Some people including New Yorkers say that the statue is just a tourist trap. I have heard this on more than one occasion from a New York City or Long Island resident. For many of these people, the statue is something that they take for granted. There are many a resident of New York who have never been to Liberty Island. In their defense, when something is in your backyard, it is sometime considered the usual story of the day.
As a Californian with several New York City relatives in my past and a few trips there, I have ventured out to Liberty Island. As part of the collection of tourists, I did get to see Lady Liberty on at least three occasions. In 1980, I made it up to the pedestal and, in 1990, I made it to the top, the crown. My 1984 trip to New York found me looking at her from a far with scaffolding surrounding her during the renovation.
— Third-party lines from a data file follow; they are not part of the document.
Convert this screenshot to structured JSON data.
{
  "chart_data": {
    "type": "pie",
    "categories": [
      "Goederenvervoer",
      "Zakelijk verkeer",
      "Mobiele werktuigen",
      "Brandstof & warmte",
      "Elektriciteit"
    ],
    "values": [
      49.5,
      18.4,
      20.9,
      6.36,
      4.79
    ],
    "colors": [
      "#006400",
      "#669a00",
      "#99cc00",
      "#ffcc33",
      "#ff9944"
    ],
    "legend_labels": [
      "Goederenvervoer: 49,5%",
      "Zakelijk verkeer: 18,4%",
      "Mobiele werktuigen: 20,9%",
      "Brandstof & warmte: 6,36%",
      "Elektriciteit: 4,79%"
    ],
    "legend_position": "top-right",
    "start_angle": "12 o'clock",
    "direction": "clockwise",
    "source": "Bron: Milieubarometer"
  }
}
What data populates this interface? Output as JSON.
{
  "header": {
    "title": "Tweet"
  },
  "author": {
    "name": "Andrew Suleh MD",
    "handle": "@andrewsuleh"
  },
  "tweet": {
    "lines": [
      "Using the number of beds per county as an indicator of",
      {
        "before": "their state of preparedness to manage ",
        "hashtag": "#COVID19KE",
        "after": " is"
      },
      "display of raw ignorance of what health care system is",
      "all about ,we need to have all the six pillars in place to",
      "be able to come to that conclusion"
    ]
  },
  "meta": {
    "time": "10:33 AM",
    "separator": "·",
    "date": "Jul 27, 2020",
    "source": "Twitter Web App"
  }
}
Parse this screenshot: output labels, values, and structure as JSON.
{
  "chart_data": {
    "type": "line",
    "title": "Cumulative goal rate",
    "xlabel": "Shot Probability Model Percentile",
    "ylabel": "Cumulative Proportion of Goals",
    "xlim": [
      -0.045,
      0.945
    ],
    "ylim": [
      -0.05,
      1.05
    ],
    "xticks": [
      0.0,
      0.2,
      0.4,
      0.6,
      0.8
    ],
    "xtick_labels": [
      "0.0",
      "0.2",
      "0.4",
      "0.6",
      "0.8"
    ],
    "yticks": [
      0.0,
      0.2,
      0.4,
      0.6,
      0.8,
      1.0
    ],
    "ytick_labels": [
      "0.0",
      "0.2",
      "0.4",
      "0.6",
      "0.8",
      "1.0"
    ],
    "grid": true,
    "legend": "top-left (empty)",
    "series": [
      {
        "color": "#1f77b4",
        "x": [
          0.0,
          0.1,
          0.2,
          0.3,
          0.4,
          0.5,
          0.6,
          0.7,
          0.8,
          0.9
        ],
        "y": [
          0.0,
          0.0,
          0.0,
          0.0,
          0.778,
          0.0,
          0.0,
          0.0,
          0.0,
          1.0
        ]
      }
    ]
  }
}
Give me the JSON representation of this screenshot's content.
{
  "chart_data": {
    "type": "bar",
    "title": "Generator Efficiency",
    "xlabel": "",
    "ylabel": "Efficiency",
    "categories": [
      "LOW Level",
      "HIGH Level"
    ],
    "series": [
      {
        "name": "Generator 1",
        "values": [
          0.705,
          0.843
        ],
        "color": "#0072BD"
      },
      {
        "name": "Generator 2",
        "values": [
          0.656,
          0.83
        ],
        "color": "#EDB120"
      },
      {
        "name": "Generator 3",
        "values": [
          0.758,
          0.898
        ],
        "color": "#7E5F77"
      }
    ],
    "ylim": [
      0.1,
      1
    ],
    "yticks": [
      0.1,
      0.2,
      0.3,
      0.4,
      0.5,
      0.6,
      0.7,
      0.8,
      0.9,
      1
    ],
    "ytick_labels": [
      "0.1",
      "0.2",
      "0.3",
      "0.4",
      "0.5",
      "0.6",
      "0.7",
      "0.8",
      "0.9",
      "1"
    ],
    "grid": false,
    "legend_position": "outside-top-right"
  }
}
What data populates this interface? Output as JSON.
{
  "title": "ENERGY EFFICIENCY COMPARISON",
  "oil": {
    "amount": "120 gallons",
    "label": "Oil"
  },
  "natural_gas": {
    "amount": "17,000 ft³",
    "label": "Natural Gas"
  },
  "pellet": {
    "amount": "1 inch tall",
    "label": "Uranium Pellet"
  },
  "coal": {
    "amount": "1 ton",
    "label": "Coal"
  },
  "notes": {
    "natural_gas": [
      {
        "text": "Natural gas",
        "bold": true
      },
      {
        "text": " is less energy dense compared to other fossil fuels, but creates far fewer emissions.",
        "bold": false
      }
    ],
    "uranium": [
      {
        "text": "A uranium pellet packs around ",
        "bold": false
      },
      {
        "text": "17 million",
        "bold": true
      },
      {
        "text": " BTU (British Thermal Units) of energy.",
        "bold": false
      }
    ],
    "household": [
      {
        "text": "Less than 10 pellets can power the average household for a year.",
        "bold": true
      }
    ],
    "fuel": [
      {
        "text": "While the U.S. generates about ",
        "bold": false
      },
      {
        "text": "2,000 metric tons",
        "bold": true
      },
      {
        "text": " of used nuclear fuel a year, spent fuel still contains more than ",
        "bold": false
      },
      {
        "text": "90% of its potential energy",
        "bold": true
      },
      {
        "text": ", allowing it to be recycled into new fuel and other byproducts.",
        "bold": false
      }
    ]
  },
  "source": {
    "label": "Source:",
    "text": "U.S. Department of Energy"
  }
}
I also went there in 1986 and can't remember going anywhere near lower Manhattan. I might need to go back and check my photo albums.
So why do I bring all of this up now. I was recently watching a show about wonders of the United States. It included Yosemite, Yellowstone, and the Grand Canyon. In relating this to my ancestors, I thought, "Those national parks are places that the majority of my ancestors never saw. What wonders did they see?" That's when the Statue of Liberty popped into my head. It is a common "wonder" that many immigrants saw as they entered New York Harbor upon their arrival in the United States.
My own experience of awe for the Statue of Liberty was first felt as we rode the ferry out the island and saw her looming in the distance. That is an amazing sight. While I have been up in the statue and to the crown, the best view of her is standing at ground level looking up. I got some amazing photos back in 1990. I hope that I still have the negatives somewhere. Here is one of the photos:
|Copyright 1990, zelsersk|
|“||Give me your tired, your poor,|
Your huddled masses yearning to breathe free,
The wretched refuse of your teeming shore.
Send these, the homeless, tempest-tossed to me,
I lift my lamp beside the golden door!